Karbonhidrat şekerleri sadece kek, hamur, dondurma, pasta ya da gazlı içecekler gibi tatlı yiyeceklerde değil, aynı zamanda ekmek, pirinç ve makarna gibi tatlı olmayan yiyeceklerde de bulunur. Bu nedenle bunlara dolaylı yoldan şekerli yiyecekler denir.
Bu tür şekerli yiyecekleri tüketirseniz, vücudunuz işlemek için fazla miktarda glikoz ile karşı karşıya kalacaktır.
Yemek davetinde ya da organizasyonda tıka basa yedikten sonra kan şekerinizi ölçerseniz, kan şekerinizi normalden çok daha fazla görürsünüz. Hatta diyabet hastası mı oldum bile diyebilirsiniz.
Aslında kanınızdaki tüm bu fazla glikoz ile pankreasınız size sinyal verir. Pankreas karnın derinliklerinde bulunan uzun düzleşmiş bir bezdir. Sindirim sistemimizin çok büyük bir bileşenidir ve insülin hormonu salgılayarak kan şekeri seviyelerinin kontrol edilmesinde önemli bir rol oynar.

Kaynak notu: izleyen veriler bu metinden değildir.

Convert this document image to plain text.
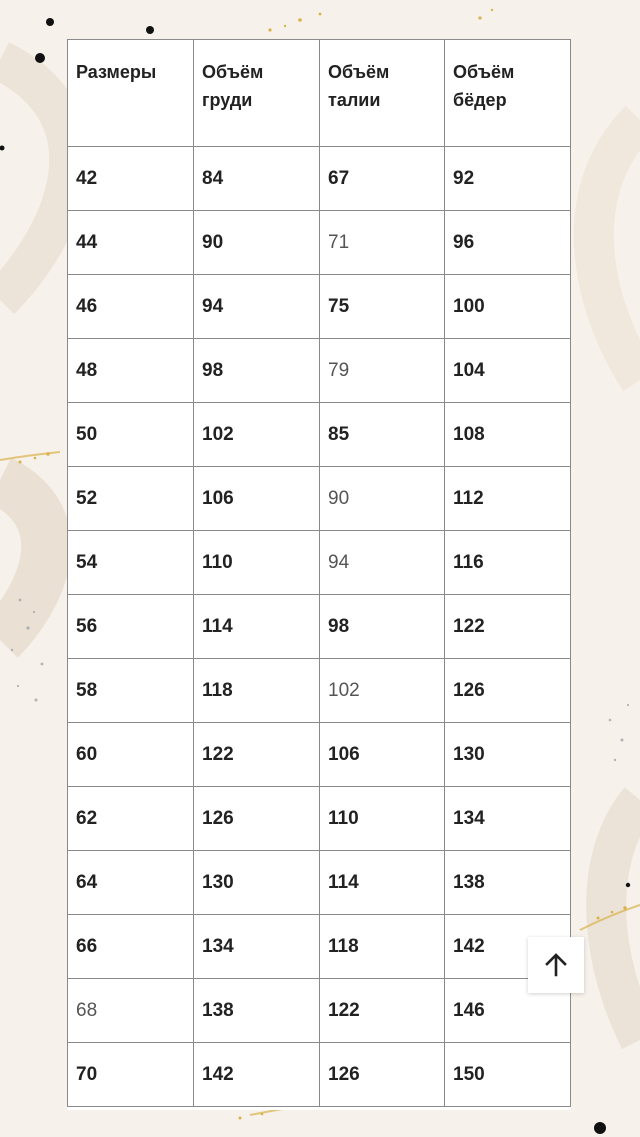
Размеры	Объём груди	Объём талии	Объём бёдер
42	84	67	92
44	90	71	96
46	94	75	100
48	98	79	104
50	102	85	108
52	106	90	112
54	110	94	116
56	114	98	122
58	118	102	126
60	122	106	130
62	126	110	134
64	130	114	138
66	134	118	142
68	138	122	146
70	142	126	150
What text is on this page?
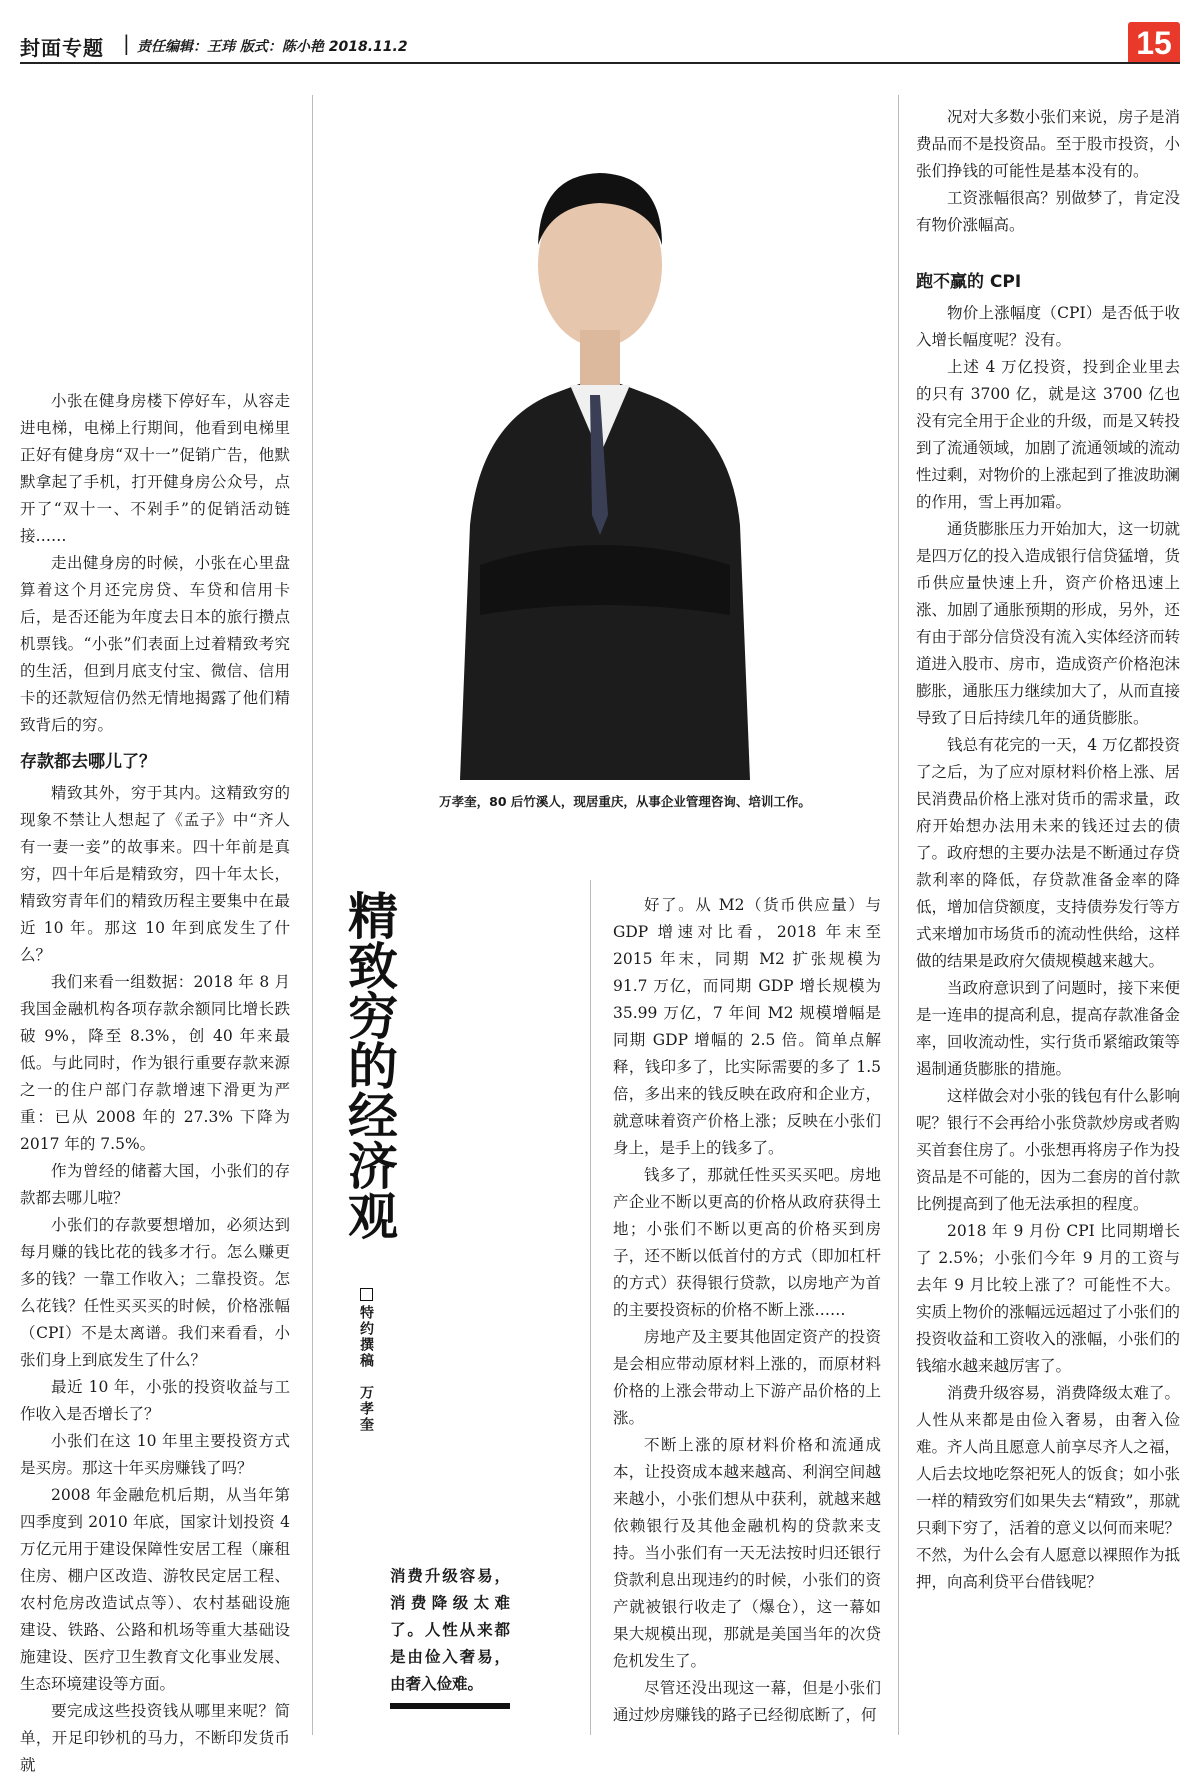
封面专题 | 责任编辑：王玮 版式：陈小艳 2018.11.2	15

小张在健身房楼下停好车，从容走进电梯，电梯上行期间，他看到电梯里正好有健身房“双十一”促销广告，他默默拿起了手机，打开健身房公众号，点开了“双十一、不剁手”的促销活动链接……

走出健身房的时候，小张在心里盘算着这个月还完房贷、车贷和信用卡后，是否还能为年度去日本的旅行攒点机票钱。“小张”们表面上过着精致考究的生活，但到月底支付宝、微信、信用卡的还款短信仍然无情地揭露了他们精致背后的穷。

存款都去哪儿了？

精致其外，穷于其内。这精致穷的现象不禁让人想起了《孟子》中“齐人有一妻一妾”的故事来。四十年前是真穷，四十年后是精致穷，四十年太长，精致穷青年们的精致历程主要集中在最近 10 年。那这 10 年到底发生了什么？

我们来看一组数据：2018 年 8 月我国金融机构各项存款余额同比增长跌破 9%，降至 8.3%，创 40 年来最低。与此同时，作为银行重要存款来源之一的住户部门存款增速下滑更为严重：已从 2008 年的 27.3% 下降为 2017 年的 7.5%。

作为曾经的储蓄大国，小张们的存款都去哪儿啦？

小张们的存款要想增加，必须达到每月赚的钱比花的钱多才行。怎么赚更多的钱？一靠工作收入；二靠投资。怎么花钱？任性买买买的时候，价格涨幅（CPI）不是太离谱。我们来看看，小张们身上到底发生了什么？

最近 10 年，小张的投资收益与工作收入是否增长了？

小张们在这 10 年里主要投资方式是买房。那这十年买房赚钱了吗？

2008 年金融危机后期，从当年第四季度到 2010 年底，国家计划投资 4 万亿元用于建设保障性安居工程（廉租住房、棚户区改造、游牧民定居工程、农村危房改造试点等）、农村基础设施建设、铁路、公路和机场等重大基础设施建设、医疗卫生教育文化事业发展、生态环境建设等方面。

要完成这些投资钱从哪里来呢？简单，开足印钞机的马力，不断印发货币就

万孝奎，80 后竹溪人，现居重庆，从事企业管理咨询、培训工作。
精致穷的经济观
特约撰稿　万孝奎
消费升级容易，消费降级太难了。人性从来都是由俭入奢易，由奢入俭难。

好了。从 M2（货币供应量）与 GDP 增速对比看，2018 年末至 2015 年末，同期 M2 扩张规模为 91.7 万亿，而同期 GDP 增长规模为 35.99 万亿，7 年间 M2 规模增幅是同期 GDP 增幅的 2.5 倍。简单点解释，钱印多了，比实际需要的多了 1.5 倍，多出来的钱反映在政府和企业方，就意味着资产价格上涨；反映在小张们身上，是手上的钱多了。

钱多了，那就任性买买买吧。房地产企业不断以更高的价格从政府获得土地；小张们不断以更高的价格买到房子，还不断以低首付的方式（即加杠杆的方式）获得银行贷款，以房地产为首的主要投资标的价格不断上涨……

房地产及主要其他固定资产的投资是会相应带动原材料上涨的，而原材料价格的上涨会带动上下游产品价格的上涨。

不断上涨的原材料价格和流通成本，让投资成本越来越高、利润空间越来越小，小张们想从中获利，就越来越依赖银行及其他金融机构的贷款来支持。当小张们有一天无法按时归还银行贷款利息出现违约的时候，小张们的资产就被银行收走了（爆仓），这一幕如果大规模出现，那就是美国当年的次贷危机发生了。

尽管还没出现这一幕，但是小张们通过炒房赚钱的路子已经彻底断了，何

况对大多数小张们来说，房子是消费品而不是投资品。至于股市投资，小张们挣钱的可能性是基本没有的。

工资涨幅很高？别做梦了，肯定没有物价涨幅高。

跑不赢的 CPI

物价上涨幅度（CPI）是否低于收入增长幅度呢？没有。

上述 4 万亿投资，投到企业里去的只有 3700 亿，就是这 3700 亿也没有完全用于企业的升级，而是又转投到了流通领域，加剧了流通领域的流动性过剩，对物价的上涨起到了推波助澜的作用，雪上再加霜。

通货膨胀压力开始加大，这一切就是四万亿的投入造成银行信贷猛增，货币供应量快速上升，资产价格迅速上涨、加剧了通胀预期的形成，另外，还有由于部分信贷没有流入实体经济而转道进入股市、房市，造成资产价格泡沫膨胀，通胀压力继续加大了，从而直接导致了日后持续几年的通货膨胀。

钱总有花完的一天，4 万亿都投资了之后，为了应对原材料价格上涨、居民消费品价格上涨对货币的需求量，政府开始想办法用未来的钱还过去的债了。政府想的主要办法是不断通过存贷款利率的降低，存贷款准备金率的降低，增加信贷额度，支持债券发行等方式来增加市场货币的流动性供给，这样做的结果是政府欠债规模越来越大。

当政府意识到了问题时，接下来便是一连串的提高利息，提高存款准备金率，回收流动性，实行货币紧缩政策等遏制通货膨胀的措施。

这样做会对小张的钱包有什么影响呢？银行不会再给小张贷款炒房或者购买首套住房了。小张想再将房子作为投资品是不可能的，因为二套房的首付款比例提高到了他无法承担的程度。

2018 年 9 月份 CPI 比同期增长了 2.5%；小张们今年 9 月的工资与去年 9 月比较上涨了？可能性不大。实质上物价的涨幅远远超过了小张们的投资收益和工资收入的涨幅，小张们的钱缩水越来越厉害了。

消费升级容易，消费降级太难了。人性从来都是由俭入奢易，由奢入俭难。齐人尚且愿意人前享尽齐人之福，人后去坟地吃祭祀死人的饭食；如小张一样的精致穷们如果失去“精致”，那就只剩下穷了，活着的意义以何而来呢？不然，为什么会有人愿意以裸照作为抵押，向高利贷平台借钱呢？
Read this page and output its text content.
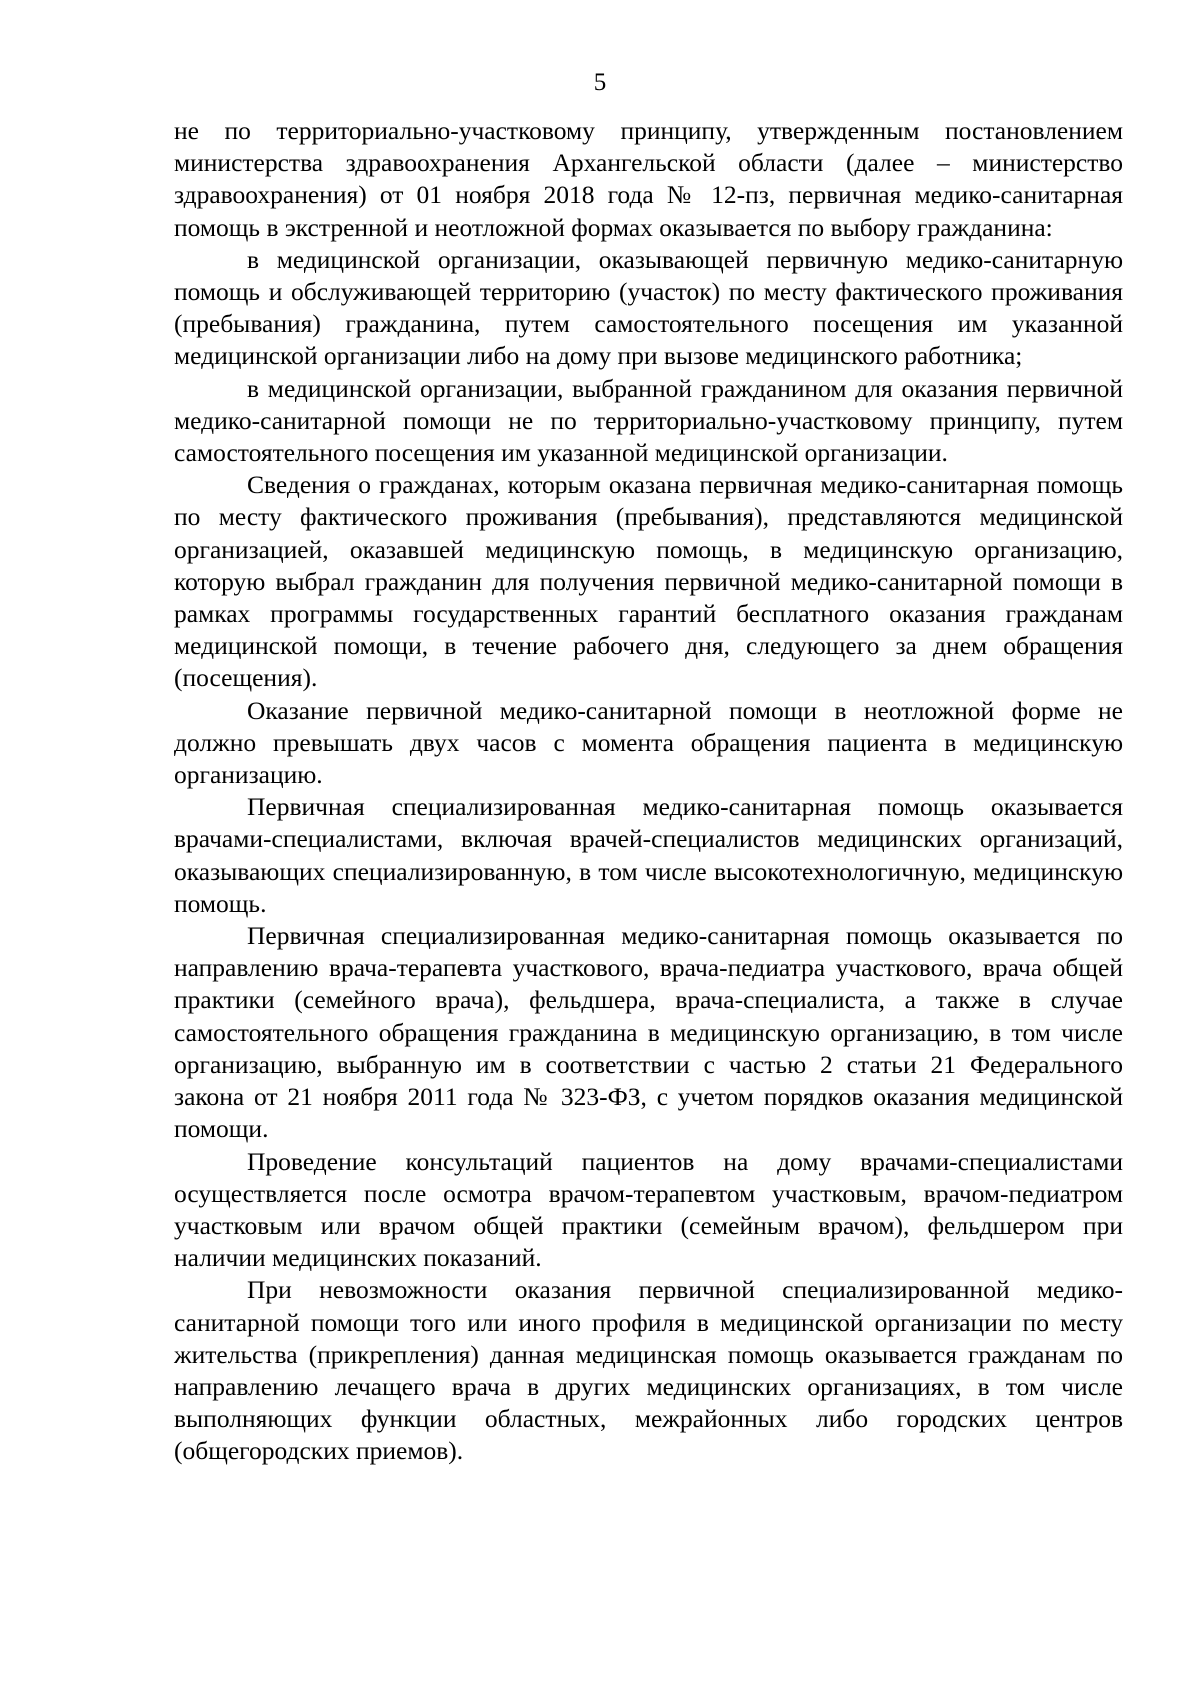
5

не по территориально-участковому принципу, утвержденным постановлением министерства здравоохранения Архангельской области (далее – министерство здравоохранения) от 01 ноября 2018 года № 12-пз, первичная медико-санитарная помощь в экстренной и неотложной формах оказывается по выбору гражданина:

в медицинской организации, оказывающей первичную медико-санитарную помощь и обслуживающей территорию (участок) по месту фактического проживания (пребывания) гражданина, путем самостоятельного посещения им указанной медицинской организации либо на дому при вызове медицинского работника;

в медицинской организации, выбранной гражданином для оказания первичной медико-санитарной помощи не по территориально-участковому принципу, путем самостоятельного посещения им указанной медицинской организации.

Сведения о гражданах, которым оказана первичная медико-санитарная помощь по месту фактического проживания (пребывания), представляются медицинской организацией, оказавшей медицинскую помощь, в медицинскую организацию, которую выбрал гражданин для получения первичной медико-санитарной помощи в рамках программы государственных гарантий бесплатного оказания гражданам медицинской помощи, в течение рабочего дня, следующего за днем обращения (посещения).

Оказание первичной медико-санитарной помощи в неотложной форме не должно превышать двух часов с момента обращения пациента в медицинскую организацию.

Первичная специализированная медико-санитарная помощь оказывается врачами-специалистами, включая врачей-специалистов медицинских организаций, оказывающих специализированную, в том числе высокотехнологичную, медицинскую помощь.

Первичная специализированная медико-санитарная помощь оказывается по направлению врача-терапевта участкового, врача-педиатра участкового, врача общей практики (семейного врача), фельдшера, врача-специалиста, а также в случае самостоятельного обращения гражданина в медицинскую организацию, в том числе организацию, выбранную им в соответствии с частью 2 статьи 21 Федерального закона от 21 ноября 2011 года № 323-ФЗ, с учетом порядков оказания медицинской помощи.

Проведение консультаций пациентов на дому врачами-специалистами осуществляется после осмотра врачом-терапевтом участковым, врачом-педиатром участковым или врачом общей практики (семейным врачом), фельдшером при наличии медицинских показаний.

При невозможности оказания первичной специализированной медико-санитарной помощи того или иного профиля в медицинской организации по месту жительства (прикрепления) данная медицинская помощь оказывается гражданам по направлению лечащего врача в других медицинских организациях, в том числе выполняющих функции областных, межрайонных либо городских центров (общегородских приемов).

Şunu unutmayın: Her insan hücreleri enerji ile buluşsun diye glikoza ihtiyaç duyar ancak glikoz hücrelerimizin çoğu tarafından doğrudan işlenemez.
Bu nedenle karbonhidratlı (şekerli) bir yemek yediğinizde ve kan şekeri seviyeniz yükseldiğinde pankreas kan dolaşımına insülin adı verilen bir hormon salgılar.
İnsülin kan dolaşımından glikozu emmeye başlamak için hücrelere bağlanarak sinyal verir. Bu şekilde insülin temel olarak glikozun girmesine ve daha sonra enerji için kullanılmasına izin vermek için hücrelerin kilidini açar.
Açıkçası insülin kan şekeri seviyelerini korumak için inanılmaz derecede önemlidir.
İnsülin seviyeleri şiddetli bir şekilde dalgalanmaya başlarsa vücudun metabolik aktiviteleri tehlikeye girer. Bu nedenle vücutları gerekli insülini üretmiyorsa diyabet hasatlarına insülin enjeksiyonları yapılır.
Çok fazla yemek yediğimiz zaman kan şekerimiz epey bi yükselir. Pankreasın bu fazla glikozu kas ve yağ hücrelerine itmek için büyük miktarda insülin salgılanması lazım olur.
Aynı zamanda her şeyin fazlasının zarar getirdiği de bir geçektir.
Pankreas tarafından üretilen fazla insülin, fazla glikozu hücrelerinize iter.
Bu nedenle ertesi sabah aşırı yemekten birkaç saat sonra uyandığınızda karnınızda ciddi şekilde bir açlık hissedersiniz, bunun sebebi aslında glikoz eksikliğidir. Başka bir deyişle kan şekeriniz çok düşmüştür.
Kan şekeriniz aşırı düştüğü zaman ne olur biliyor musunuz? Aç hissederiz..
Bu nedenle ortalama sağlıklı bir insan özellikle bir önceki gece aşırı yemek yedikten sonra sabah uyandığında karnının kazınmış, sanki hiçbir şey yememiş gibi aç olduğunu hisseder.
Sabahları aşırı açlık hissi vücudunuzun size susuz kaldığınızı söylemesi olabilir.
İnsanlar açlık ve susuzluk duyusunu ayırt etmede zorlanırlar. Bunu ayırt etmek için 1 bardak su için ve yirmi dakika, yarım saat bekleyin eğer karnınızdaki açlık hala devam ederse bu susuzluktan kaynaklı değildir.
Sindirim süreci hem enerji hem de su gerektirir ve siz uyurken su içmemiş olduğunuzdan sabah kalktığınızda açlığınızın hangi sebepten olduğunu anlamak için bunu yapabilirsiniz.